Aber einige Erinnerungen teilen alle aus meiner Generation. Wir kannten alle (Kinder)Serien wie Biene Maja oder Wickie und die starken Männer, wir kannten auch Asterix und Lucky Luke, wir kannten die Schlümpfe, Pumuckl und die Simpsons, Alfred J. Kwak, die Peanuts und Pinky & The Brain. Manche Sendungen vermisse ich bis heute. Zum Glück kann man viele im Internet sehen, und manche werden ab und zu auch im Fernsehen gezeigt.
Vieles, was passiert ist, erfuhr man übers Fernsehen. Den Mord an John F. Kennedy habe ich nicht erlebt, ebenso wenig wie die erste Mondlandung oder die Attentate der RAF. Für den Fall der Berliner Mauer war ich zu jung - mit fünf Jahren bekommt man so etwas wohl nur mit, wenn man unmittelbar vor Ort ist. Aber ich erinnere mich, wie ein Freund aus dem Kindergarten mir zuvor gesagt hatte, in Deutschland seien die Russen. Ich verstand nicht was er meinte und nannte sie "Rüsseln". Und ich weiß auch, dass mein Vater immer sauer war, wenn wir spielten, dass wir gegen die Russen kämpften. Er wollte nicht, dass ich im Hass gegen andere Völker aufwuchs. Bin ich eigentlich auch gar nicht. Für mich war es ein Spiel - mehr nicht.

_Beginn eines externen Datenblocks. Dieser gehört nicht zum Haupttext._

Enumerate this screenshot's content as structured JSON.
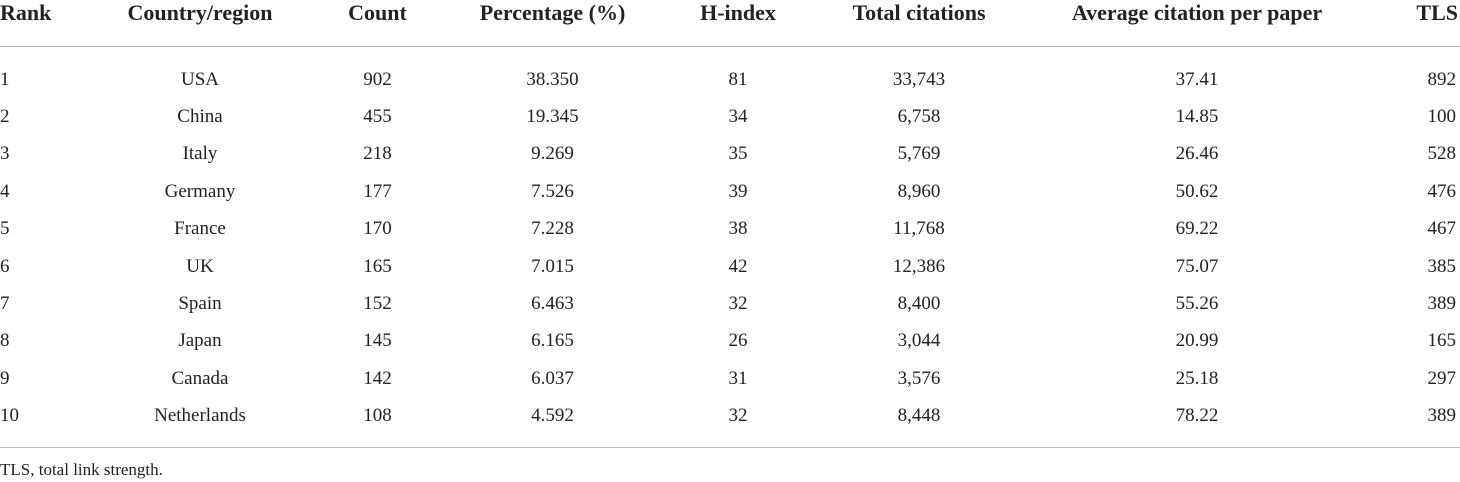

Das erste Ereignis, an das ich mich erinnere, wo auch jeder sagen kann, was er damals gemacht hat, war der 11. September 2001. Ich war 17 Jahre alt, und es war der letzte Tag der Sommerferien - danach fing mein letztes Schuljahr an. Meine Eltern kamen vom Einkaufen nach Hause, und während ich ihnen half, die Sachen einzuräumen, erzählte mein Vater, dass ein Flugzeug in das World Trade Center geflogen war. Ich verstand erst nicht, was er meinte - hatte Roland Emmerich sich einen Scherz erlaubt, um einen neuen Film anzupreisen? Die nachfolgenden Stunden sind für mich bis heute unbegreiflich - nichts war mehr so, wie es zuvor gewesen war. Ich verstand auf einmal, dass wir angreifbar waren - auch wenn wir bisher geglaubt hatten, Krieg und Terror seien ganz weit weg. Am nächsten Tag sah ich die Schlagzeile groß in der Zeitung: "Die Welt in Angst". In der Schule sprachen wir kaum über etwas anderes.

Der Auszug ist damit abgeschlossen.